Our institution does not use a Positive and Negative Symptom Scale or severity of agitation score to determine the need for medication in the ED; it is up to the treating physician to determine if medication is necessary and which to use. As a result of variability in practitioner comfort and familiarity with loxapine and its dosage form, drug selection was left to physician discretion. Physician selection of less agitated patients who were willing and able to cooperate with the inhaled therapy is a confounding factor of this study. Because of the risk of bronchospasm, inhaled loxapine carries a black box warning and is contraindicated to be administered in patients with comorbid pulmonary condition such as chronic obstructive pulmonary disease, asthma, emphysema, chronic bronchitis, or current respiratory illness.13 Also, the need for the physician to give the medication at our institution and frequent respiratory assessment after dosing limited the ability of some patients to receive loxapine as opposed to the other antipsychotic medications. While a smaller proportion of our sample was given loxapine (13.3%) as compared with ziprasidone (55.4%) and haloperidol (31.3%), the sample was powered sufficiently for uneven samples to identify applicable differences between groups for primary outcomes.
Although a significant difference in median time between groups was identified for time between physician assignment and first medication given, it is possible that other factors independent of medication may have resulted in a lower median time among loxapine patients. For example, IM ziprasidone is in a lyophilized form, requiring reconstitution prior to use, and if the patient is severely agitated, it may take longer to gain cooperation from the patient, or additional staff may be needed to assist with administration. The patient's level of agitation may have escalated over time while in the ED, warranting medication when it was not initially needed. During the time frame of the chart review, loxapine was available for use in our ED for a separate phase IV clinical trial.

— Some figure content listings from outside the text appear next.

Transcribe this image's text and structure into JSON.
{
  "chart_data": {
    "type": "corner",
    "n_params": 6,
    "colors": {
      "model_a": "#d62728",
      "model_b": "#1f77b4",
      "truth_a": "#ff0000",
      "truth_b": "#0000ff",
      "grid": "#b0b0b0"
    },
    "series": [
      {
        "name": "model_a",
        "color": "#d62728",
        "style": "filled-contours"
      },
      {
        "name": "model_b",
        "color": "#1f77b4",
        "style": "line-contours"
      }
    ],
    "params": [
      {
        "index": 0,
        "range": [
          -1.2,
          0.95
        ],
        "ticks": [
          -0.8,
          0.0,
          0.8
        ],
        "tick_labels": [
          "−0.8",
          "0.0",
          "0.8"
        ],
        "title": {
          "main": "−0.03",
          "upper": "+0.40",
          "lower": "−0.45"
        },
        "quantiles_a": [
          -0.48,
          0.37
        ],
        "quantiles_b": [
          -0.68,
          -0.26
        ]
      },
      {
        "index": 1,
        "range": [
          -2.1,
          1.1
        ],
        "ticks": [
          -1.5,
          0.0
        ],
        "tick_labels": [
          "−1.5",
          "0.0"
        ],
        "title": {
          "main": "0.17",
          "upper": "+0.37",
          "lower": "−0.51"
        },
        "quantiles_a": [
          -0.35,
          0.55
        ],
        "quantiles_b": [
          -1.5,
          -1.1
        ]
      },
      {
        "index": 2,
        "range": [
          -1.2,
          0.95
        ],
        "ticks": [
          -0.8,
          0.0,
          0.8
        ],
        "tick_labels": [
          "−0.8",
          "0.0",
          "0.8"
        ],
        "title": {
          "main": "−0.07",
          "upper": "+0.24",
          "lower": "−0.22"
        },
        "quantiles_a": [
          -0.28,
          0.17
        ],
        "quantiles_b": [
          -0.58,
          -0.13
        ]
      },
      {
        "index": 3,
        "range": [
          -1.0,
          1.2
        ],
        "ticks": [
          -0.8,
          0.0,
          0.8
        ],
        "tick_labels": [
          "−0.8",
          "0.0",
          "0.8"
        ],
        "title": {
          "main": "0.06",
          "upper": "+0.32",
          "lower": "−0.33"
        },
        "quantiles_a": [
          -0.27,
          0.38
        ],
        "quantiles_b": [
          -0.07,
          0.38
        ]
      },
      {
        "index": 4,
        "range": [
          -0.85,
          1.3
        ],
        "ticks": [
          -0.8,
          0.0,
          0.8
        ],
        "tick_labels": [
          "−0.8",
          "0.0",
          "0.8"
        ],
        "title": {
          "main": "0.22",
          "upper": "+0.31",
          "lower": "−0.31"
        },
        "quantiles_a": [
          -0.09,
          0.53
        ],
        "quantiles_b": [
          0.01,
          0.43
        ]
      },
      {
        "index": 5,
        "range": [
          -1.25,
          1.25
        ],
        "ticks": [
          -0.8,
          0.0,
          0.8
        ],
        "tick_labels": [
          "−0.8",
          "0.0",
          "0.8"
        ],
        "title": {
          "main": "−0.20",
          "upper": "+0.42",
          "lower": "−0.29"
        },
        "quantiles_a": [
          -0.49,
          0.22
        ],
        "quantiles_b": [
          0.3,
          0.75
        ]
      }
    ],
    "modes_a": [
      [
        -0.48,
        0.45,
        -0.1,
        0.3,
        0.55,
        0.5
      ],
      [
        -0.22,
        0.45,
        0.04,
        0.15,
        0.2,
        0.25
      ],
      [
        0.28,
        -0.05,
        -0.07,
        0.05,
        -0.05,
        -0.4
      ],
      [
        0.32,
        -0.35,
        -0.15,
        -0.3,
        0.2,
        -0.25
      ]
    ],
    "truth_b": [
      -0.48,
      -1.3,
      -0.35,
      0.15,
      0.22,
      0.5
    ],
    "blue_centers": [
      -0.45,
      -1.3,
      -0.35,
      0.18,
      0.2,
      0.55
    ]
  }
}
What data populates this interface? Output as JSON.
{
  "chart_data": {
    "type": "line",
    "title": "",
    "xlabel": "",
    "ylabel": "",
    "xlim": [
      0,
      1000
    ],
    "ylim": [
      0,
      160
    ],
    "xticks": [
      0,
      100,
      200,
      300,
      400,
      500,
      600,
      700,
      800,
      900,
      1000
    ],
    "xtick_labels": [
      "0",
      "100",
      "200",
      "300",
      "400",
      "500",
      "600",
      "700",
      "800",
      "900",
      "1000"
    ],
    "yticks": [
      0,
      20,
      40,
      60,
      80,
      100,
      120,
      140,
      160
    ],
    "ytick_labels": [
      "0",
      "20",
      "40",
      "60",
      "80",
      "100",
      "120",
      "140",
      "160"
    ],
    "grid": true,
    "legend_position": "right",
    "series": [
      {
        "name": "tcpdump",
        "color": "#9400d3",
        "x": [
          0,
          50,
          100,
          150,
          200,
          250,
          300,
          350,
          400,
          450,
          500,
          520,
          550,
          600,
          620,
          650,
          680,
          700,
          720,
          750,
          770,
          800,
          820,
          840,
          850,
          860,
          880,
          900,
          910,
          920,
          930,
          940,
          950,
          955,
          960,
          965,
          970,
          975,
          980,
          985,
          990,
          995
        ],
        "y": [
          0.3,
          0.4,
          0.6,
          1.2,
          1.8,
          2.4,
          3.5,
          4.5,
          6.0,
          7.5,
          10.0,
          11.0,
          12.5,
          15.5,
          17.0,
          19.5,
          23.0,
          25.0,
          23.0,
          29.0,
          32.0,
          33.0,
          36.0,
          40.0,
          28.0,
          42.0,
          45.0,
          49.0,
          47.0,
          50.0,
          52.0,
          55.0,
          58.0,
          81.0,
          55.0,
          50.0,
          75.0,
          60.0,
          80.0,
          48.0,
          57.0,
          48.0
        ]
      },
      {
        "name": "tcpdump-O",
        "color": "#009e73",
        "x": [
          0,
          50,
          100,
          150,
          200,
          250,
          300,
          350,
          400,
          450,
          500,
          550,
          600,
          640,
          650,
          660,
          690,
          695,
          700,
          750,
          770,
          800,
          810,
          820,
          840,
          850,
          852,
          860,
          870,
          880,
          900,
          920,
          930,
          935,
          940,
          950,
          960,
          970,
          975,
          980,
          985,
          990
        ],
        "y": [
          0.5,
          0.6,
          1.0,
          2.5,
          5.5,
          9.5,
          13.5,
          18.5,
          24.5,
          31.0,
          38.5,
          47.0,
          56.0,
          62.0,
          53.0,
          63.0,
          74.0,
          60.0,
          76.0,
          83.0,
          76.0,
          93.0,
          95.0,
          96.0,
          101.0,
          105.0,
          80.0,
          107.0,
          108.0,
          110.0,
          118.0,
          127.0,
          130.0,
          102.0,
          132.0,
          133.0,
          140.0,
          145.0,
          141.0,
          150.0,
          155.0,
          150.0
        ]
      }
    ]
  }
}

Upon the physician ordering the medication, the pharmacist would at times dispense and administer the medication as only physicians and study investigators with risk evaluation and mitigation strategies training could administer the medication, and they were investigators on the study. Nursing staff was not initially able to administer the medication, which also may have affected the time to administration. A delay in documentation of medication given may not reflect the actual time the patient received the medication. Nevertheless, these factors are present across all patients, and it is unlikely that either group had greater influence from charting documentation.
Similarly, inpatient bed availability, insurance coverage, accepting physician or physician not on staff, and patient being established at another psychiatric facility may have affected differences in disposition by group. The retrospective nature of this study hindered our ability to attribute causation for all the findings. Conducting a randomized controlled trial in a multisite hospital system would be advantageous to assess these variables in the future.
Rapid acting and effective treatment options are important for agitated patients in the ED. In our patient population, treating psychotic episodes with inhaled loxapine as opposed to other traditional treatment options (haloperidol or ziprasidone) significantly reduced the average time from administration of the medication to medical clearance, reduced the need for additional benzodiazepine uses, and reduced restraint utilization. This suggests inhaled loxapine may be a more effective and rapid treatment option in an ED setting, particularly when utilized early.
The authors thank Neal Lyons and Robert Mockszycki for their contributions to the development of this project.